L'ultimo arrivato nel team di Obiettivo 3  si chiama Matteo Pompa, ha 28 anni, lavora nell’azienda edile di famiglia ed è uno sportivo a 360 gradi. Laziale di Artena, comune alle porte di Roma, è affetto dalla nascita dalla sindrome di Sponastrine, una malattia rarissima, che l’ha portato anche ad essere oggetto di studio per equipe di ricercatori.
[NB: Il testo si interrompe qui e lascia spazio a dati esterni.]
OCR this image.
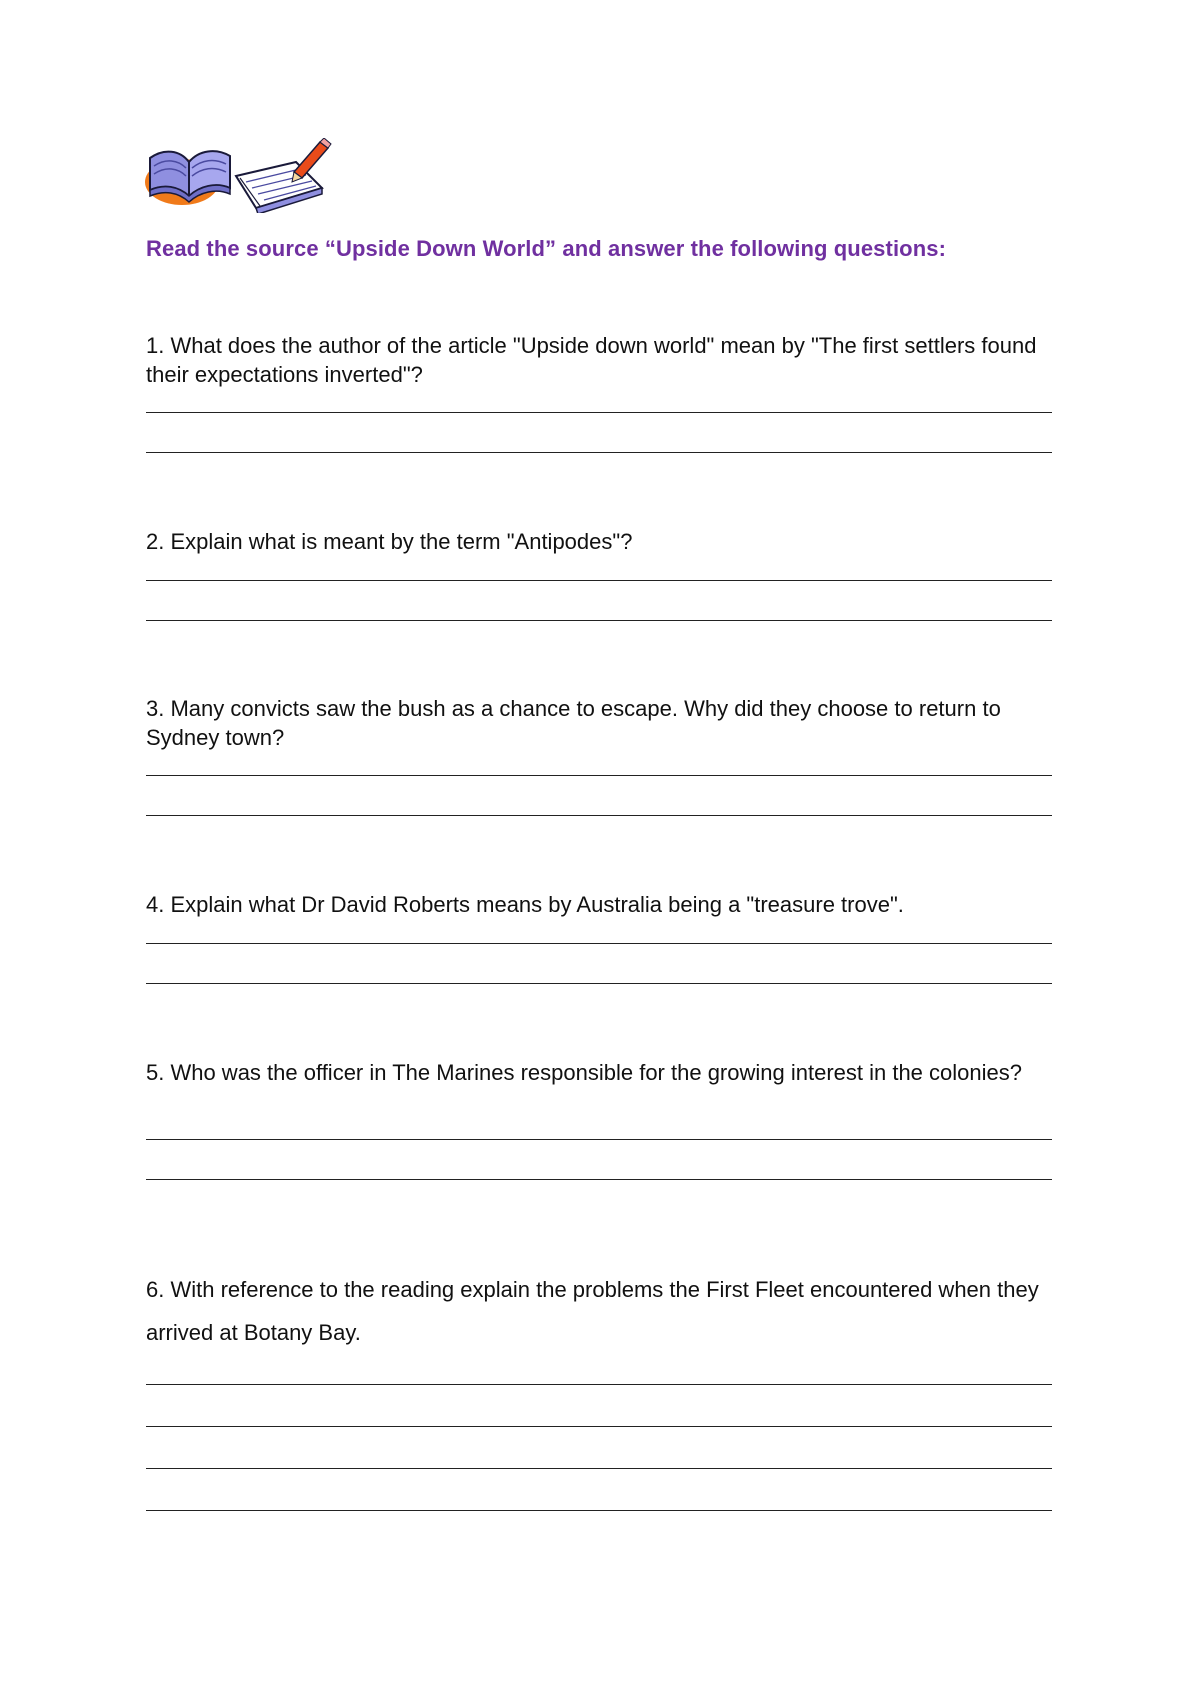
Read the source “Upside Down World” and answer the following questions:
1. What does the author of the article "Upside down world" mean by "The first settlers found their expectations inverted"?
2. Explain what is meant by the term "Antipodes"?
3. Many convicts saw the bush as a chance to escape. Why did they choose to return to Sydney town?
4. Explain what Dr David Roberts means by Australia being a "treasure trove".
5. Who was the officer in The Marines responsible for the growing interest in the colonies?
6. With reference to the reading explain the problems the First Fleet encountered when they arrived at Botany Bay.
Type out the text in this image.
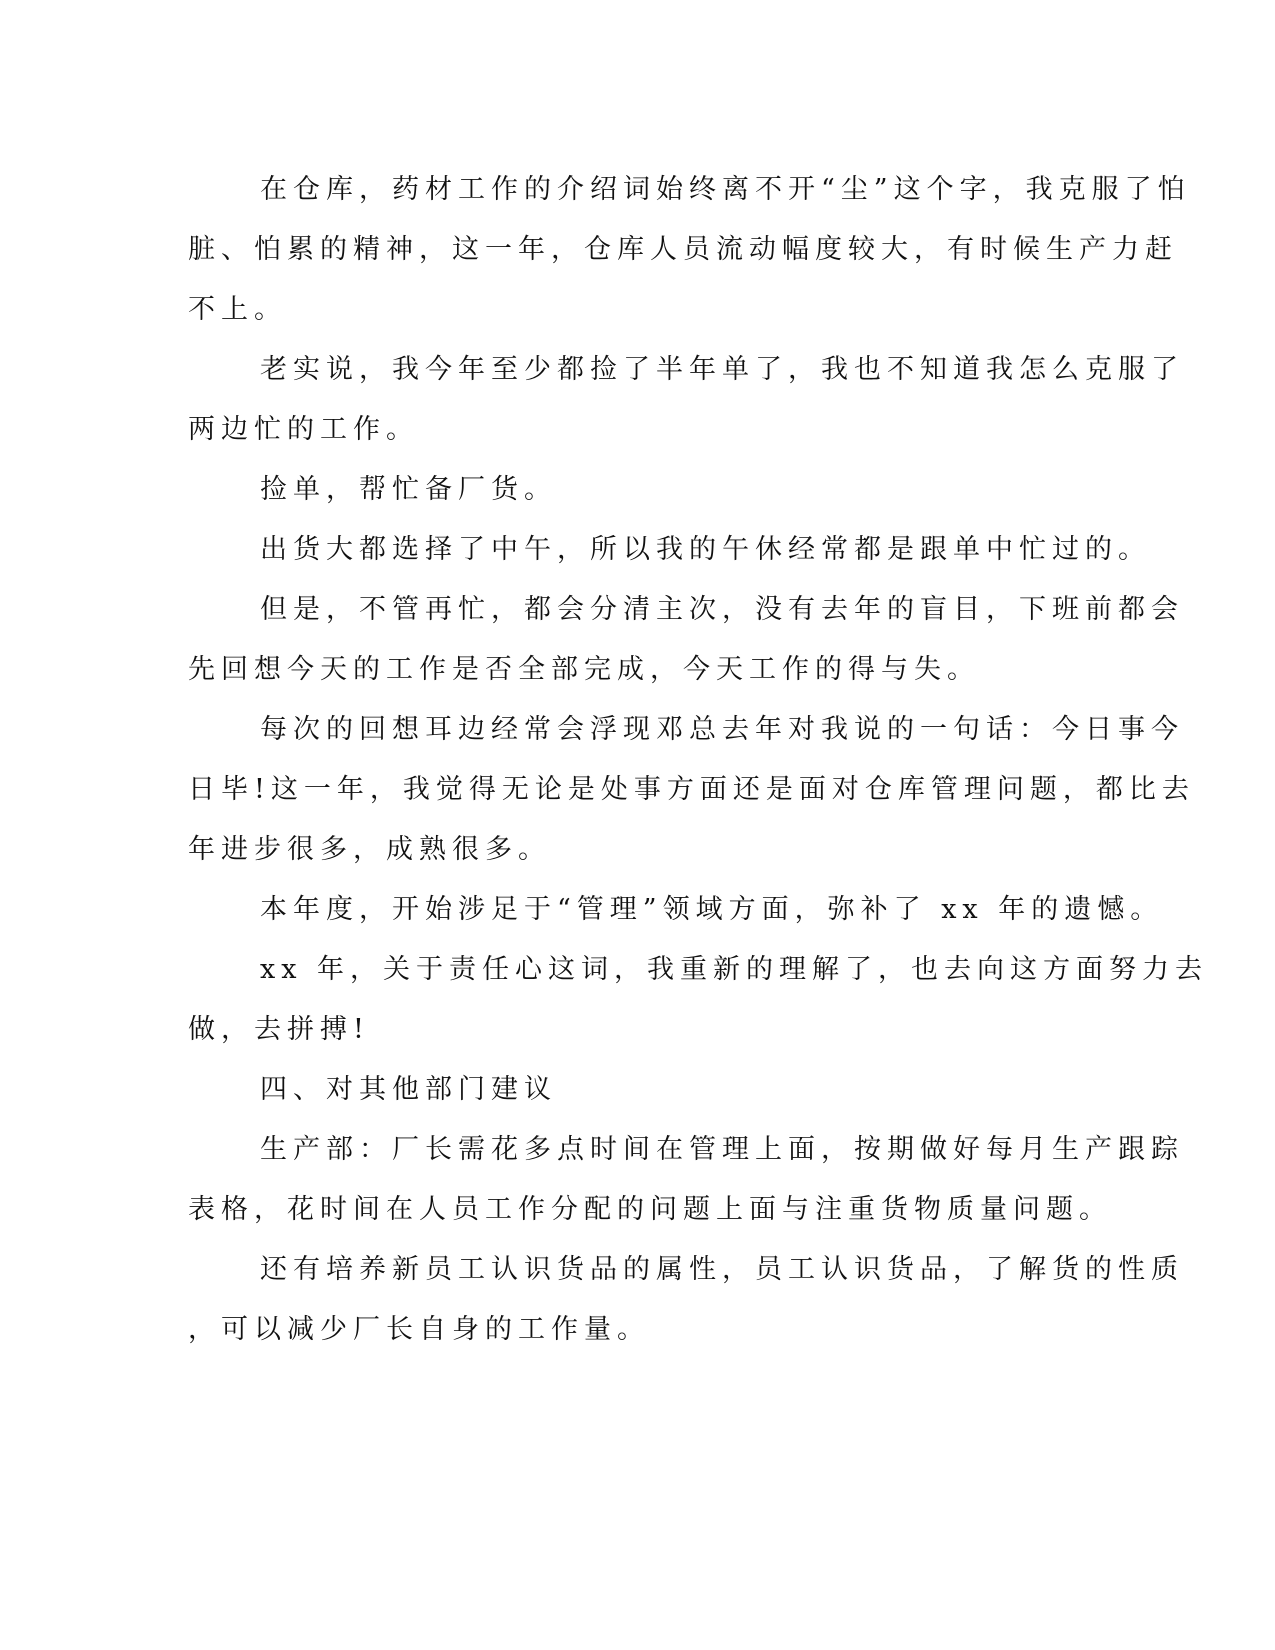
在仓库，药材工作的介绍词始终离不开“尘”这个字，我克服了怕
脏、怕累的精神，这一年，仓库人员流动幅度较大，有时候生产力赶
不上。
老实说，我今年至少都捡了半年单了，我也不知道我怎么克服了
两边忙的工作。
捡单，帮忙备厂货。
出货大都选择了中午，所以我的午休经常都是跟单中忙过的。
但是，不管再忙，都会分清主次，没有去年的盲目，下班前都会
先回想今天的工作是否全部完成，今天工作的得与失。
每次的回想耳边经常会浮现邓总去年对我说的一句话：今日事今
日毕!这一年，我觉得无论是处事方面还是面对仓库管理问题，都比去
年进步很多，成熟很多。
本年度，开始涉足于“管理”领域方面，弥补了 xx 年的遗憾。
xx 年，关于责任心这词，我重新的理解了，也去向这方面努力去
做，去拼搏!
四、对其他部门建议
生产部：厂长需花多点时间在管理上面，按期做好每月生产跟踪
表格，花时间在人员工作分配的问题上面与注重货物质量问题。
还有培养新员工认识货品的属性，员工认识货品，了解货的性质
，可以减少厂长自身的工作量。
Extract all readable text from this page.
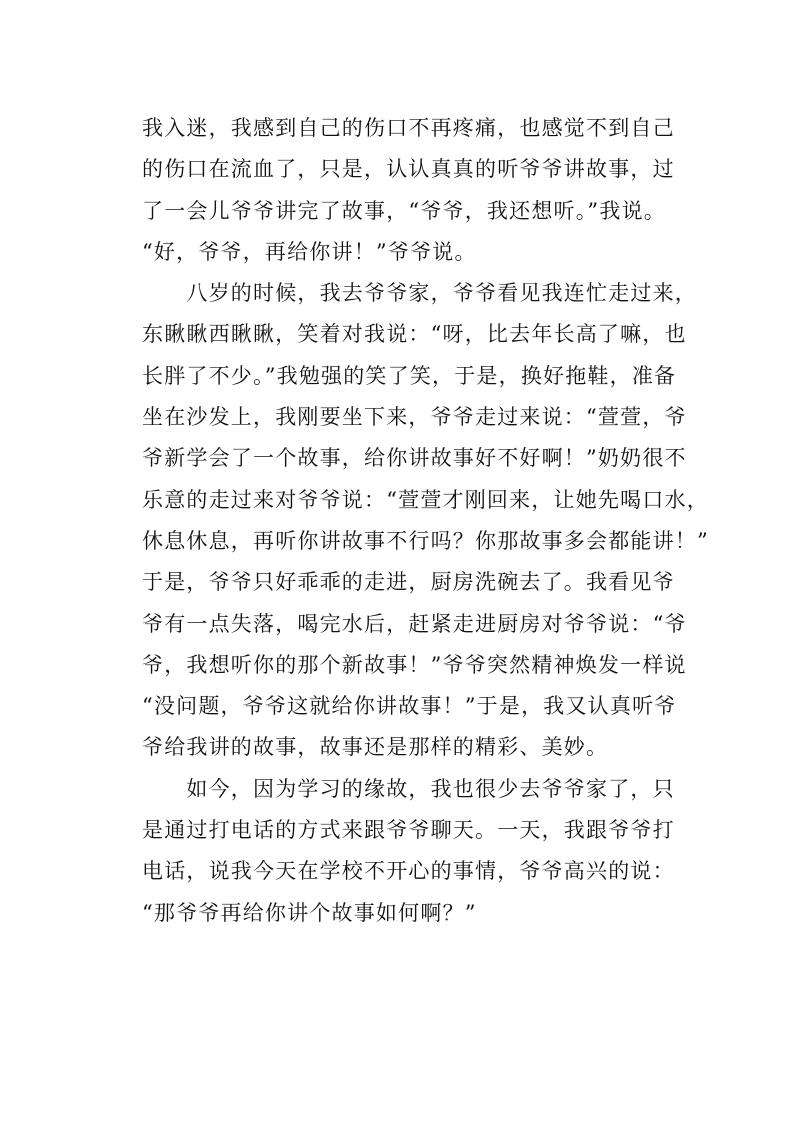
我入迷，我感到自己的伤口不再疼痛，也感觉不到自己
的伤口在流血了，只是，认认真真的听爷爷讲故事，过
了一会儿爷爷讲完了故事，“爷爷，我还想听。”我说。
“好，爷爷，再给你讲！”爷爷说。
　　八岁的时候，我去爷爷家，爷爷看见我连忙走过来，
东瞅瞅西瞅瞅，笑着对我说：“呀，比去年长高了嘛，也
长胖了不少。”我勉强的笑了笑，于是，换好拖鞋，准备
坐在沙发上，我刚要坐下来，爷爷走过来说：“萱萱，爷
爷新学会了一个故事，给你讲故事好不好啊！”奶奶很不
乐意的走过来对爷爷说：“萱萱才刚回来，让她先喝口水，
休息休息，再听你讲故事不行吗？你那故事多会都能讲！”
于是，爷爷只好乖乖的走进，厨房洗碗去了。我看见爷
爷有一点失落，喝完水后，赶紧走进厨房对爷爷说：“爷
爷，我想听你的那个新故事！”爷爷突然精神焕发一样说
“没问题，爷爷这就给你讲故事！”于是，我又认真听爷
爷给我讲的故事，故事还是那样的精彩、美妙。
　　如今，因为学习的缘故，我也很少去爷爷家了，只
是通过打电话的方式来跟爷爷聊天。一天，我跟爷爷打
电话，说我今天在学校不开心的事情，爷爷高兴的说：
“那爷爷再给你讲个故事如何啊？”
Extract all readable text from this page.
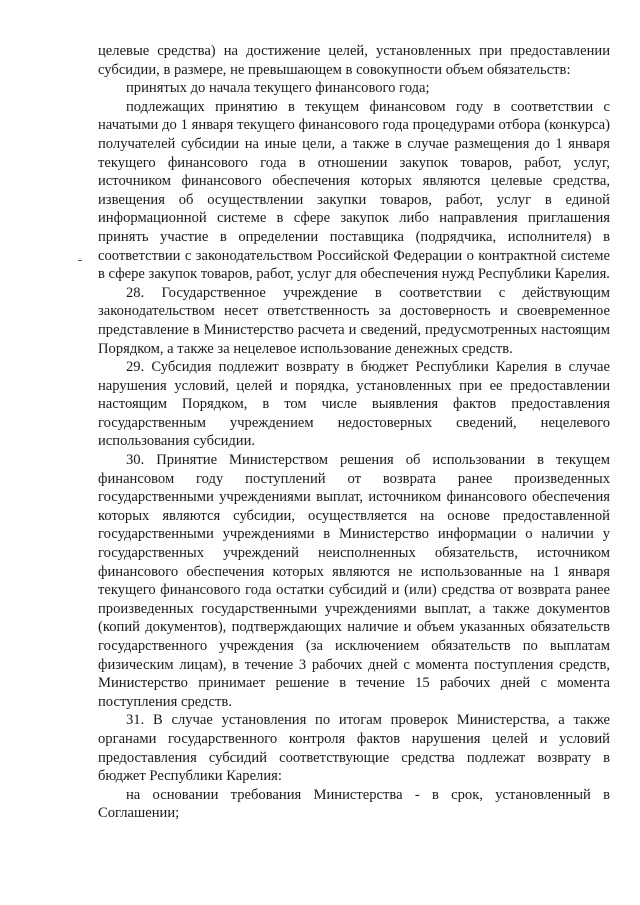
целевые средства) на достижение целей, установленных при предоставлении субсидии, в размере, не превышающем в совокупности объем обязательств:

принятых до начала текущего финансового года;

подлежащих принятию в текущем финансовом году в соответствии с начатыми до 1 января текущего финансового года процедурами отбора (конкурса) получателей субсидии на иные цели, а также в случае размещения до 1 января текущего финансового года в отношении закупок товаров, работ, услуг, источником финансового обеспечения которых являются целевые средства, извещения об осуществлении закупки товаров, работ, услуг в единой информационной системе в сфере закупок либо направления приглашения принять участие в определении поставщика (подрядчика, исполнителя) в соответствии с законодательством Российской Федерации о контрактной системе в сфере закупок товаров, работ, услуг для обеспечения нужд Республики Карелия.

28. Государственное учреждение в соответствии с действующим законодательством несет ответственность за достоверность и своевременное представление в Министерство расчета и сведений, предусмотренных настоящим Порядком, а также за нецелевое использование денежных средств.

29. Субсидия подлежит возврату в бюджет Республики Карелия в случае нарушения условий, целей и порядка, установленных при ее предоставлении настоящим Порядком, в том числе выявления фактов предоставления государственным учреждением недостоверных сведений, нецелевого использования субсидии.

30. Принятие Министерством решения об использовании в текущем финансовом году поступлений от возврата ранее произведенных государственными учреждениями выплат, источником финансового обеспечения которых являются субсидии, осуществляется на основе предоставленной государственными учреждениями в Министерство информации о наличии у государственных учреждений неисполненных обязательств, источником финансового обеспечения которых являются не использованные на 1 января текущего финансового года остатки субсидий и (или) средства от возврата ранее произведенных государственными учреждениями выплат, а также документов (копий документов), подтверждающих наличие и объем указанных обязательств государственного учреждения (за исключением обязательств по выплатам физическим лицам), в течение 3 рабочих дней с момента поступления средств, Министерство принимает решение в течение 15 рабочих дней с момента поступления средств.

31. В случае установления по итогам проверок Министерства, а также органами государственного контроля фактов нарушения целей и условий предоставления субсидий соответствующие средства подлежат возврату в бюджет Республики Карелия:

на основании требования Министерства - в срок, установленный в Соглашении;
Nonostante le varie cure e ricoveri a cui si è sottoposto, non ha mai abbandonato l’amore per lo sport, dedicandosi a varie passioni .Dalle corse con i quad fino alla bicicletta, arrivando anche a far parte della nazionale ciclistica paralimpica.

È qui che conosce Giorgio Farroni, che gli fa scoprire Obiettivo 3, lo ingaggia nella società sportiva Anthropos di Civitanova Marche e lo indirizza alle discipline di lancio dell’atletica. Matteo, infatti, si sta specializzando nel lancio del peso e del disco con un sogno comune a tutti gli altri atleti di Obiettivo 3: le paralimpiadi di Tokio.